If you are seeing this, you are qualified to win.....nothing! Have a nice day! You might wanna click these!

Bottom of the lake. Nothing past here.
W-W-W-W--W--W-W--W-WW-W-W-W-W-W-W-W-W-W-W-W
-W-W-W-W-W-W-W-W-W-W-W-W-W-W-W-W-W-W-W-W-W
You can win guys! Beat him! Destroy that pyramid! You may need to smoke him out... Go to the top room, and say the decoded words...."MSEKO VLIES"
Tazz? If I do not get the last hit from my references, I hope you do. Don't get me wrong, I want the last hit. But you made a masterpiece.
No matter who wins, this can't end well...people like you should be burning in...you know, that place.
As usual, the only way to end a war for good is to discover its beginning...and end that beginning.
So, Uzi. Sorry to let you know, but this is as far as you go.
"lol ur stooped im God."
"Actually, as the omnipotent creator of this universe, I think I fit the bill more than some bearded guy who can't escape from some rope."

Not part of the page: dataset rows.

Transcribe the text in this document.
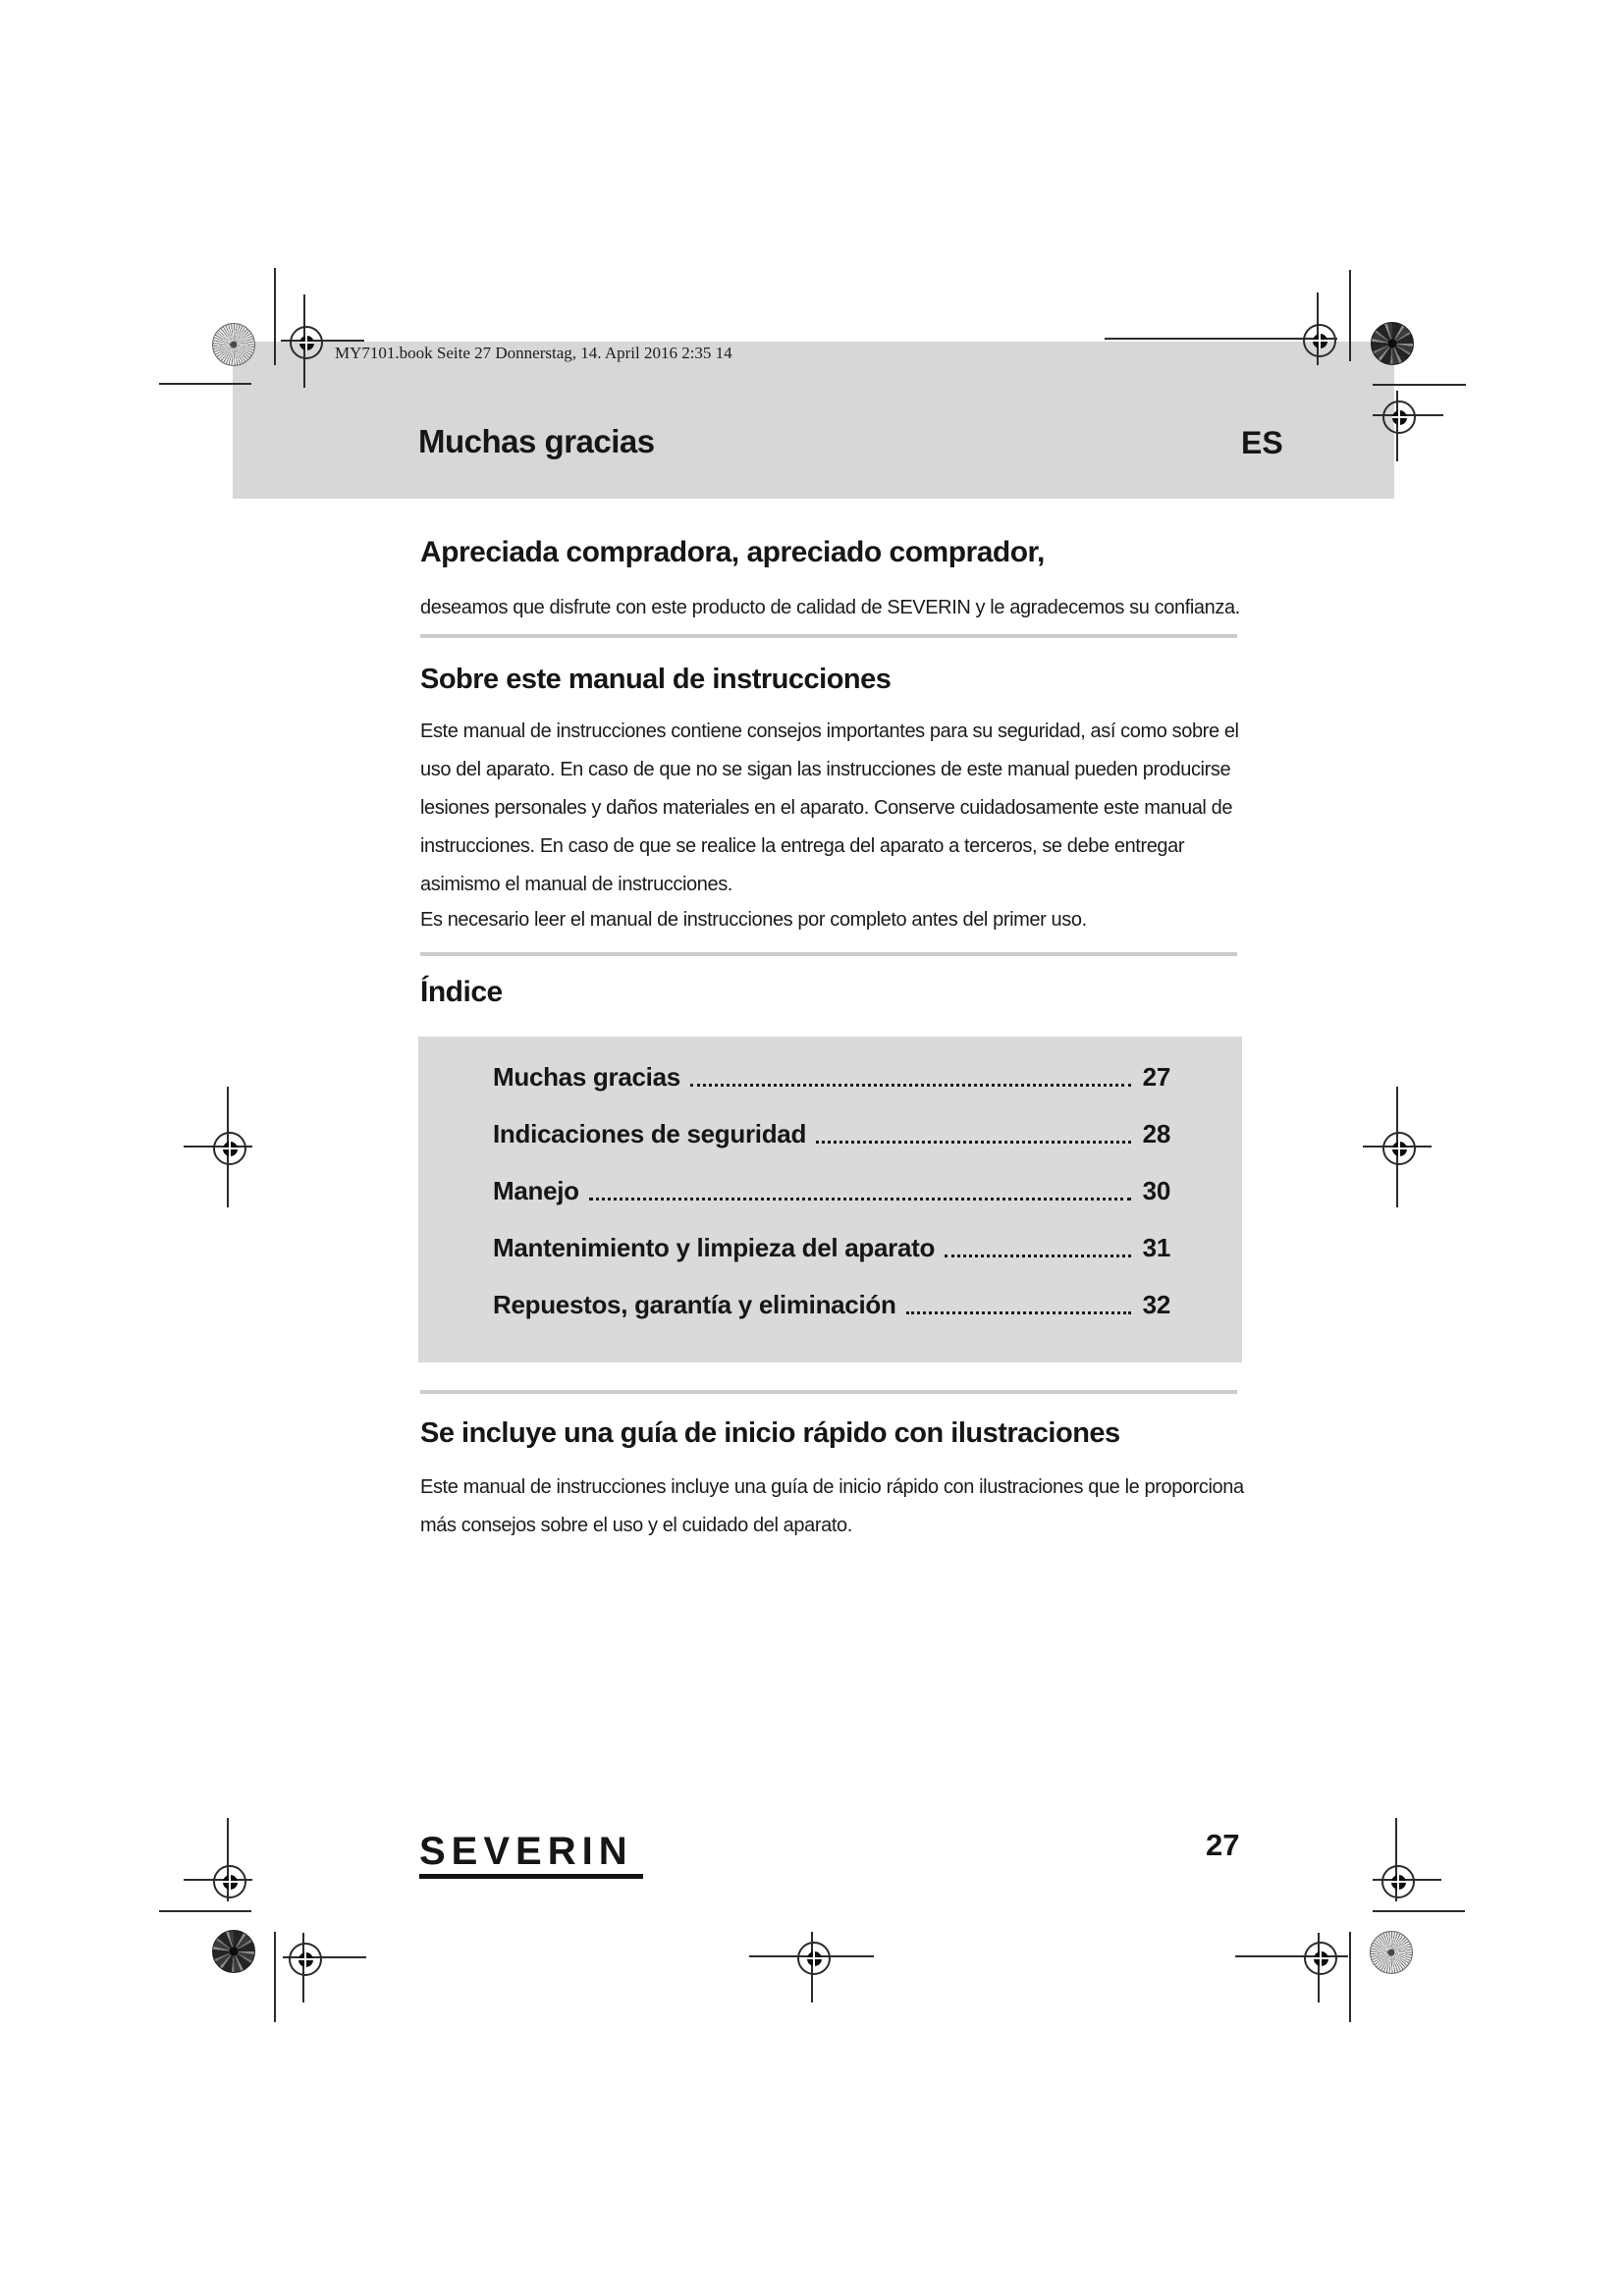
MY7101.book Seite 27 Donnerstag, 14. April 2016 2:35 14
Muchas gracias	ES
Apreciada compradora, apreciado comprador,
deseamos que disfrute con este producto de calidad de SEVERIN y le agradecemos su confianza.
Sobre este manual de instrucciones
Este manual de instrucciones contiene consejos importantes para su seguridad, así como sobre el uso del aparato. En caso de que no se sigan las instrucciones de este manual pueden producirse lesiones personales y daños materiales en el aparato. Conserve cuidadosamente este manual de instrucciones. En caso de que se realice la entrega del aparato a terceros, se debe entregar asimismo el manual de instrucciones.
Es necesario leer el manual de instrucciones por completo antes del primer uso.
Índice
Muchas gracias	27
Indicaciones de seguridad	28
Manejo	30
Mantenimiento y limpieza del aparato	31
Repuestos, garantía y eliminación	32
Se incluye una guía de inicio rápido con ilustraciones
Este manual de instrucciones incluye una guía de inicio rápido con ilustraciones que le proporciona más consejos sobre el uso y el cuidado del aparato.
SEVERIN	27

No post today, I have things to do. Happy Independence Day, to those who celebrate it! Tomorrow you all will be celebrating your independence against the Godmodder... Or maybe on Monday, since I may not be able to post tomorrow either. We'll see. Just because Tazz made an uber-long attack doesn't mean none of you can attack! Everyone, at least try to destroy the Godmodder!
A neutral, plain, voice starts booming from the skies around the godmodder, almost as if created by some sort of text-to-speech program, which it likely was. It then quickly drops in volume, to a more appropriate level.
"Ah, Richard, Godmodder, whatever you call yourself nowadays. This war has been a long twenty two months, but at last, it comes to a close. I still remember my first, and one of only, attacks aimed directly at you here, when I tried to poke you into the void. Yet that wasn't my first interaction with you, was it?"
"February 6, 2013. Two years and five months ago, I attempted a suicide rush on you, involving banelings. For the next seven months, I would intermittently be one of your many opponents, and so it was again when the second war started. Until one day, it wasn't. A year of opposition and animosity simply... vanished... and with another baneling centered attack, over a year of uneasy alliance began. But it wasn't always uneasy, was it? We used to be true allies, but even then I wouldn't have called what we had friendship. I still remember when you created that memo for the PGs, and us four spent hours discussing strategy, life, and whatever came to mind."
"Eventually though, our alliance became strained. You would take command of my entities, and I would order them not to listen. You would rage at the betrayal of other PGs, and I would sit, watch, learn, and plan. Then one day, as abruptly as it began, our alliance came to an end, with not one baneling in sight. You swore revenge then, well, it looks like you won't get it, at least not this time. While I've enjoyed this war at times, and have made many more agreeable allies than you as a result, I will not miss this war."
"You know why? This entire two year long conflict has been meaningless. You don't fight for a good cause. You don't fight for your own people. You don't even fight for conquest, which I could at least respect. No, you fight, because it gives you short term life satisfaction when people ragequit. You are one of the most powerful people on the entire Earth, and what did you do with this power? Trap people on a Minecraft server. I hope your parents would be proud, if they knew what you've done with your life."
"You know what does matter though? What you did to this planet. Millions, billions, of natives have been misplaced or outright killed, and that's not even to mention the countless Minecraft mobs that no one cares for. This once pristine planet... now it's, well, look around. The entire server has been razed to the bedrock, and that's in the places where there's still bedrock left..."
"You know why my first attack on you failed? There were no holes to the void near the battlefield. Well, now, thanks to the war you started, there are holes to the void across the planet. I hope you appreciate the irony, as you fail, once again."
A translucent hand then appears in front of the godmodder, quickly solidifying.
"I poke the godmodder into the void."